Non era una trasformazione stile da brutto anatroccolo a cigno, lui l'aveva sempre considerata una ragazza carina, era l'atteggiamento ad essere cambiato. Non teneva più le spalle incurvate né lo sguardo basso e i suoi gesti, insieme al vestito scelto per quella serata, tradivano una consapevolezza del proprio corpo che le era del tutto estranea ai tempi della scuola.

Senza accorgersene, rimase alcuni minuti a fissarla in silenzio.

« Stefano, non sono un fantasma! » scherzò.

Resosi conto di essere rimasto impalato a fissarla, il ragazzo arrossì lievemente mentre lei gli regalava un altro dei suoi splendidi sorrisi; infondo era la prima volta che lei riusciva a metterlo in imbarazzo.

La serata proseguì all'insegna dei vecchi ricordi e degli ultimi pettegolezzi.

« Ragazzi, ora devo proprio andare. » affermò, ad un tratto, Anna.

Un coro di proteste si levò dal gruppo dei suoi ex compagni.

« Mi dispiace, ma è tardi ed ho ancora un bel po' di strada da fare per tornare a casa. » spiegò, rammaricata.

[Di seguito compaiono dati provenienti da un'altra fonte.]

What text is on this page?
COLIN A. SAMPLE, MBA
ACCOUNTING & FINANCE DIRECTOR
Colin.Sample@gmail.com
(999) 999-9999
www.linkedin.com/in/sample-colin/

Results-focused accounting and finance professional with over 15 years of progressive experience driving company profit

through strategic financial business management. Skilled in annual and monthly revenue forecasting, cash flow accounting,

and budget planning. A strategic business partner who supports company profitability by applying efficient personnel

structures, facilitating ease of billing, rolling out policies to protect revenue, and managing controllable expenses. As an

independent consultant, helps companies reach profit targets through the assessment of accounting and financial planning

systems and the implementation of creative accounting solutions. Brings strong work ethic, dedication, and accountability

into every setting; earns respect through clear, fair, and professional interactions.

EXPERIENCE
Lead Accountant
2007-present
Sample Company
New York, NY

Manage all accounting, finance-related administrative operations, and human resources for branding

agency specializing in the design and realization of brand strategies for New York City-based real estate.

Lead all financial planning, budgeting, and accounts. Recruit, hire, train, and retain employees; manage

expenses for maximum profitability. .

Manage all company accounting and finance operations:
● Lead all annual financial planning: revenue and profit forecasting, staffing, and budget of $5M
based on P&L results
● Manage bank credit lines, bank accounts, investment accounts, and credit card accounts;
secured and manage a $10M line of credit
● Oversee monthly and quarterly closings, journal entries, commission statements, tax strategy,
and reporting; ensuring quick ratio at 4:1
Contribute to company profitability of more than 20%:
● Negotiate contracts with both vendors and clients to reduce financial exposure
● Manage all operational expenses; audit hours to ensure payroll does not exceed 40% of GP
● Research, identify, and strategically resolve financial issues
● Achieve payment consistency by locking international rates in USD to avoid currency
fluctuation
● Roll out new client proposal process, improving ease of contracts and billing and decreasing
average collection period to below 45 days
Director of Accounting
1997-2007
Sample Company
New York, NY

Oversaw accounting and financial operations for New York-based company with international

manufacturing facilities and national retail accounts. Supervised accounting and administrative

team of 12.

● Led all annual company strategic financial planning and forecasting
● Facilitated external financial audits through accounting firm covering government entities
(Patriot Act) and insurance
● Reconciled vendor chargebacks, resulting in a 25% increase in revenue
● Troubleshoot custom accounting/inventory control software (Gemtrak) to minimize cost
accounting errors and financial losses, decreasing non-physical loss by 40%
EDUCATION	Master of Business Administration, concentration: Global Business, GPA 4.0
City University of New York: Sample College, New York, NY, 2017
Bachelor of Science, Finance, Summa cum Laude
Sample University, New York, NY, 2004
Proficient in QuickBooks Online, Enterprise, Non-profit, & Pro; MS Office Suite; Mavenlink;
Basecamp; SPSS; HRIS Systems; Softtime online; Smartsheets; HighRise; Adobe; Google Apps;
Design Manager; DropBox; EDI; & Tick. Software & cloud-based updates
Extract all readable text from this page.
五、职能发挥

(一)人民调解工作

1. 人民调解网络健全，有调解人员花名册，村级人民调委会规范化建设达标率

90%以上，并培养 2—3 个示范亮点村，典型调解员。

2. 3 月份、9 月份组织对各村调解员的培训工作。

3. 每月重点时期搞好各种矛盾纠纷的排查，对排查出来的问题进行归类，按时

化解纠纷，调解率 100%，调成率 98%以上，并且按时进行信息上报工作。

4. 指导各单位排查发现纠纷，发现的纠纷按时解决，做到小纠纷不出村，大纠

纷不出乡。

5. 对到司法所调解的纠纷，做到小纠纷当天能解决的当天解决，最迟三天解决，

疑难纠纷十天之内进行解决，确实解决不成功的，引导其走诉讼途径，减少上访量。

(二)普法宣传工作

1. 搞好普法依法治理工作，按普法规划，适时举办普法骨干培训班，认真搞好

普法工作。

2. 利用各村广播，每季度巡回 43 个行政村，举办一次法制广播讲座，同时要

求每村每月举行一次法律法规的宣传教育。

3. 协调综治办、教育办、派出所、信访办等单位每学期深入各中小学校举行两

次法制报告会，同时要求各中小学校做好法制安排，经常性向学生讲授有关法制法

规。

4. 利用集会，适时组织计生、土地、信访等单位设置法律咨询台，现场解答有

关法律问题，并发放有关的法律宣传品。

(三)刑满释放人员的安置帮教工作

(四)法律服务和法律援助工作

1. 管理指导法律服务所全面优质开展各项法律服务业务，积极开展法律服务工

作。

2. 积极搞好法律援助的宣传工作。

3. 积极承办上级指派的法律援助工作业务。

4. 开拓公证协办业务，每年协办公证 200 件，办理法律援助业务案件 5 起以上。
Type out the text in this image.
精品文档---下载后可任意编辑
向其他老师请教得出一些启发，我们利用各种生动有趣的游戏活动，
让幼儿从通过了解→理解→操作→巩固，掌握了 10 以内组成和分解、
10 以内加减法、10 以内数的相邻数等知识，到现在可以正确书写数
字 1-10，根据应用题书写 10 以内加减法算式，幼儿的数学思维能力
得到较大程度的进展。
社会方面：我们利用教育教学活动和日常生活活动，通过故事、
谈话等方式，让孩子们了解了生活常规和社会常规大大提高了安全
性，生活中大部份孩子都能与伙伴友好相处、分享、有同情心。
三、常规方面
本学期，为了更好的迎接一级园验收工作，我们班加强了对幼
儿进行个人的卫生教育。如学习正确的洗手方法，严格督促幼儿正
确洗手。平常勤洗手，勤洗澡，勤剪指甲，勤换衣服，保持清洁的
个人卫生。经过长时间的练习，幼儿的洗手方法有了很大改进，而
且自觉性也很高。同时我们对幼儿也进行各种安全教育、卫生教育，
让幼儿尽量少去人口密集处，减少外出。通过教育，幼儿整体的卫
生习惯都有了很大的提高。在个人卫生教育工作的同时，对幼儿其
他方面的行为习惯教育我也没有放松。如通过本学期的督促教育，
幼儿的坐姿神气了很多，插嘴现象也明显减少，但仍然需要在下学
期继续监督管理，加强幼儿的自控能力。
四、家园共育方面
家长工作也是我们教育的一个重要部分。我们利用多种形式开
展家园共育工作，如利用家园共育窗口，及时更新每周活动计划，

« Allora lascia che ti accompagni alla macchina » propose Stefano.

Anna, pur se stupita, accettò.

I due si diressero all'uscita sotto gli sguardi curiosi e ammiccanti degli amici.

« È stato bello rivederti! » esclamò il ragazzo, appena giunti alla macchina.

« Anche per me. » rispose Anna per poi sporgesi a depositargli un casto bacio sulla guancia prima di entrare in auto.

Dopo che fu andata via, Stefano rimase ancora qualche minuto a fissare il punto in cui era sparita l'auto della ragazza chiedendosi se, in quella splendida donna, ci fosse ancora, magari nascosto in un angolino, il timido pulcino che tante volte lui aveva punzecchiato.

 

 

La mattina successiva Anna si svegliò di ottimo umore.

Il discorso era andato bene e, cosa ancora più importante, era riuscita a lasciare Stefano senza parole; anzi, era addirittura riuscita a metterlo in imbarazzo.

Continuando a ridacchiare da sola al pensiero della serata, Anna si preparò la colazione.

Tornata in camera per recuperare un blocco per gli appunti, lo sguardo le cadde sul vestito che aveva messo la sera prima e non poté fare a meno di sentirsi compiaciuta ripensando a come Stefano l'aveva fissata, quasi non credesse ai propri occhi.

Riscossasi dai suoi pensieri, Anna prese il blocco degli appunti e tornò al computer per riprendere a lavorare.

Era quasi alla fine di una recensione quando il trillo del campanello la distolse dal suo lavoro.

Giunta alla porta si trovò davanti il fattorino di un fioraio.

Firmata la ricevuta, le venne consegnata una scatola dalla forma allungata. Appena ebbe richiuso il portone, Anna l'aprì; all'interno una dozzina di rose bianche e un biglietto.

 

 

Touché

S. D.

 

Nonostante la firma non fosse completa, Anna non ebbe dubbi sul mittente del biglietto.

Con un sorriso che le increspava le labbra la ragazza sistemò le rose in un vaso che pose sulla scrivania. Sedutasi al computer aprì una nuova pagina di Word e iniziò a digitare. Poco dopo alcune parole campeggiavano al centro dello schermo.

 

Touché

ovvero di sogni e rivincite

 

"Forse il mio editore non dovrà poi attendere così a lungo per leggere il mio secondo romanzo” pensò, prima di rimettersi a scrivere con una luce divertita negli occhi.